D. Les recours en indemnisation
1. Auprès de la commune expropriante
13.
Le 20 juin 1990, la requérante demanda à la commune, en vain, à être soit rétablie dans ses droits, soit indemnisée par le versement de 4 194 655,65 FRF.
2. Devant les juridictions
14.
Les 10 novembre et 17 décembre 1990, Mme Guillemin saisit le procureur de la République d'Evry. Celui-ci classa l'affaire le 11 mars 1991.
15.
Le 23 décembre 1991, elle attaqua devant le tribunal administratif de Versailles la décision implicite de rejet de la commune, en complétant sa demande de remise en état par une requête en indemnisation pour préjudice moral et privation de jouissance, qu'elle évaluait à 1 971 795 FRF.
16.
Le 13 janvier 1992, elle assigna le maire de la commune de Saint-Michel-sur-Orge et EPEVRY devant le tribunal de grande instance d'Evry, afin d'obtenir la démolition, sous astreinte, des bâtiments édifiés par la commune sur son terrain, et l'allocation de dommages et intérêts.
Dans des conclusions communes, les défendeurs firent valoir que la restitution du bien immobilier était impossible. Il avait été cédé à EPEVRY en vue de la création d'un lotissement, et les lots, eux-mêmes vendus à différents acquéreurs, étaient à présent construits et habités.
17.
Le 1er février 1993, le juge judiciaire d'Evry sursit à statuer jusqu'à ce que le tribunal administratif de Versailles ait rendu sa décision, et renvoya l'affaire à l'audience du 10 juin 1993 devant le juge de la mise en état.
18.
Le tribunal administratif tint audience le 10 mai 1994 et statua le 24.
Il jugea irrecevables les conclusions tendant à la remise en état, au motif "qu'il n'appartient pas au juge administratif d'adresser des injonctions à l'administration", et se prononça en ces termes sur les conclusions à fin indemnitaire:
"Considérant qu'il résulte de l'instruction que l'expropriation pour cause d'utilité publique [du]
7 octobre 1982 (...) s'est effectuée dans des conditions irrégulières; qu'ainsi, la dépossession dont [Mme Guillemin a] été victime présente le caractère d'une emprise irrégulière sur une propriété privée immobilière; qu'il n'appartient qu'aux tribunaux de l'ordre judiciaire, gardiens de la propriété privée, de connaître de [son] action tendant à obtenir réparation du préjudice [qu'elle aurait] subi du fait de cette dépossession ainsi que de ceux qui en sont la conséquence directe."
19.
Entre temps, le 3 mars 1994, la requête de Mme Guillemin avait été radiée du rôle du tribunal de grande instance d'Evry.

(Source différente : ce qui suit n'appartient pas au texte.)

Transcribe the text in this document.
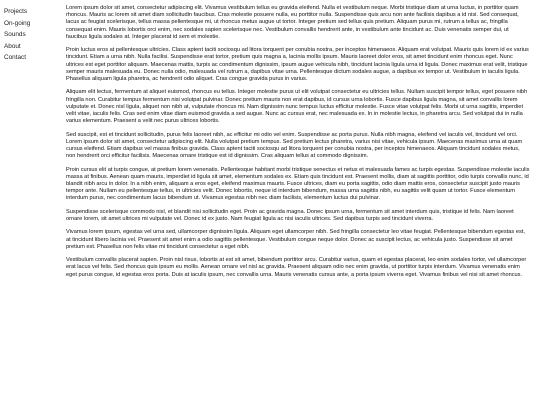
Projects
On-going
Sounds
About
Contact

Lorem ipsum dolor sit amet, consectetur adipiscing elit. Vivamus vestibulum tellus eu gravida eleifend. Nulla et vestibulum neque. Morbi tristique diam at urna luctus, in porttitor quam rhoncus. Mauris ac lorem sit amet diam sollicitudin faucibus. Cras molestie posuere nulla, eu porttitor nulla. Suspendisse quis arcu non ante facilisis dapibus a id nisi. Sed consequat, lacus ac feugiat scelerisque, tellus massa pellentesque mi, ut rhoncus metus augue ut tortor. Integer pretium sed tellus quis pretium. Aliquam purus mi, rutrum a tellus ac, fringilla consequat enim. Mauris lobortis orci enim, nec sodales sapien scelerisque nec. Vestibulum convallis hendrerit ante, in vestibulum ante tincidunt ac. Duis venenatis semper dui, ut faucibus ligula sodales at. Integer placerat id sem et molestie.

Proin luctus eros at pellentesque ultricies. Class aptent taciti sociosqu ad litora torquent per conubia nostra, per inceptos himenaeos. Aliquam erat volutpat. Mauris quis lorem id ex varius tincidunt. Etiam a urna nibh. Nulla facilisi. Suspendisse erat tortor, pretium quis magna a, lacinia mollis ipsum. Mauris laoreet dolor eros, sit amet tincidunt enim rhoncus eget. Nunc ultrices est eget porttitor aliquam. Maecenas mattis, turpis ac condimentum dignissim, ipsum augue vehicula nibh, tincidunt lacinia ligula urna id ligula. Donec maximus erat velit, tristique semper mauris malesuada eu. Donec nulla odio, malesuada vel rutrum a, dapibus vitae urna. Pellentesque dictum sodales augue, a dapibus ex tempor ut. Vestibulum in iaculis ligula. Phasellus aliquam ligula pharetra, ac hendrerit odio aliquet. Cras congue gravida purus in varius.

Aliquam elit lectus, fermentum at aliquet euismod, rhoncus eu tellus. Integer molestie purus ut elit volutpat consectetur eu ultricies tellus. Nullam suscipit tempor tellus, eget posuere nibh fringilla non. Curabitur tempus fermentum nisi volutpat pulvinar. Donec pretium mauris non erat dapibus, id cursus urna lobortis. Fusce dapibus ligula magna, sit amet convallis lorem vulputate et. Donec nisl ligula, aliquet non nibh at, vulputate rhoncus mi. Nam dignissim nunc tempus luctus efficitur molestie. Fusce vitae volutpat felis. Morbi ut urna sagittis, imperdiet velit vitae, iaculis felis. Cras sed enim vitae diam euismod gravida a sed augue. Nunc ac cursus erat, nec malesuada ex. In in molestie lectus, in pharetra arcu. Sed volutpat dui in nulla varius elementum. Praesent a velit nec purus ultrices lobortis.

Sed suscipit, est et tincidunt sollicitudin, purus felis laoreet nibh, ac efficitur mi odio vel enim. Suspendisse ac porta purus. Nulla nibh magna, eleifend vel iaculis vel, tincidunt vel orci. Lorem ipsum dolor sit amet, consectetur adipiscing elit. Nulla volutpat pretium tempus. Sed pretium lectus pharetra, varius nisi vitae, vehicula ipsum. Maecenas maximus urna at quam cursus eleifend. Etiam dapibus vel massa finibus gravida. Class aptent taciti sociosqu ad litora torquent per conubia nostra, per inceptos himenaeos. Aliquam tincidunt sodales metus, non hendrerit orci efficitur facilisis. Maecenas ornare tristique est id dignissim. Cras aliquam tellus at commodo dignissim.

Proin cursus elit at turpis congue, at pretium lorem venenatis. Pellentesque habitant morbi tristique senectus et netus et malesuada fames ac turpis egestas. Suspendisse molestie iaculis massa at finibus. Aenean quam mauris, imperdiet id ligula sit amet, elementum sodales ex. Etiam quis tincidunt est. Praesent mollis, diam at sagittis porttitor, odio turpis convallis nunc, id blandit nibh arcu in dolor. In a nibh enim, aliquam a eros eget, eleifend maximus mauris. Fusce ultrices, diam eu porta sagittis, odio diam mattis eros, consectetur suscipit justo mauris tempor ante. Nullam eu pellentesque tellus, in ultricies velit. Donec lobortis, neque id interdum bibendum, massa urna sagittis nibh, eu sagittis velit quam ut tortor. Fusce elementum interdum purus, nec condimentum lacus bibendum ut. Vivamus egestas nibh nec diam facilisis, elementum luctus dui pulvinar.

Suspendisse scelerisque commodo nisl, et blandit nisi sollicitudin eget. Proin ac gravida magna. Donec ipsum urna, fermentum sit amet interdum quis, tristique id felis. Nam laoreet ornare lorem, sit amet ultrices mi vulputate vel. Donec id ex justo. Nam feugiat ligula ac nisi iaculis ultrices. Sed dapibus turpis sed tincidunt viverra.

Vivamus lorem ipsum, egestas vel urna sed, ullamcorper dignissim ligula. Aliquam eget ullamcorper nibh. Sed fringilla consectetur leo vitae feugiat. Pellentesque bibendum egestas est, at tincidunt libero lacinia vel. Praesent sit amet enim a odio sagittis pellentesque. Vestibulum congue neque dolor. Donec ac suscipit lectus, ac vehicula justo. Suspendisse sit amet pretium est. Phasellus non felis vitae mi tincidunt consectetur a eget nibh.

Vestibulum convallis placerat sapien. Proin nisl risus, lobortis at est sit amet, bibendum porttitor arcu. Curabitur varius, quam et egestas placerat, leo enim sodales tortor, vel ullamcorper erat lacus vel felis. Sed rhoncus quis ipsum eu mollis. Aenean ornare vel nisl ac gravida. Praesent aliquam odio nec enim gravida, ut porttitor turpis interdum. Vivamus venenatis enim eget purus congue, id egestas eros porta. Duis at iaculis ipsum, nec convallis urna. Mauris venenatis cursus ante, a porta ipsum viverra eget. Vivamus finibus vel nisi sit amet rhoncus.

Elle y fut réinscrite le 25 novembre 1994. Le 5 janvier 1995, la requérante déposa de nouvelles conclusions en indemnisation.
20.
Par un jugement du 23 octobre 1995, le tribunal de grande instance d'Evry observa que Mme Guillemin avait implicitement renoncé à solliciter la démolition des édifices situés sur son terrain, et constata son droit à indemnisation par la commune expropriante. Il sursit à statuer sur la demande en indemnisation et ordonna une expertise de la valeur de la parcelle expropriée, dans l'état où elle se trouvait en décembre 1982, et du préjudice résultant de la privation du terrain ou du prix correspondant depuis cette date, et mit à la charge de la commune la consignation des frais de l'expertise.
21.
Saisi du dossier le 27 novembre suivant, l'expert convoqua les parties pour un transport sur les lieux le 12 mars 1996, et déposa son rapport le 29 juillet 1996. Il fixa la valeur d'ensemble à 1 602 805 FRF, qu'il décomposa comme suit: 462 139 FRF pour la valeur de la propriété, indemnité de remploi comprise, 746 338 FRF pour le montant des intérêts en principal couvrant la période comprise entre le 14 juillet 1983 et le 30 septembre 1996, et 394 328 FRF au titre de l'indemnité pour perte de jouissance sur la propriété, calculée sur cette même période, en retenant pour ce dernier poste un taux de rentabilité de 6,50 % sur la valeur de la propriété, sans tenir compte de l'indemnité de remploi.
22.
La procédure est actuellement pendante devant le tribunal de grande instance d'Evry.
II.
Le droit et la pratique internes pertinents
A. Les étapes de la procédure d'expropriation
23.
La procédure d'expropriation pour cause d'utilité publique comporte deux phases, indépendantes l'une de l'autre.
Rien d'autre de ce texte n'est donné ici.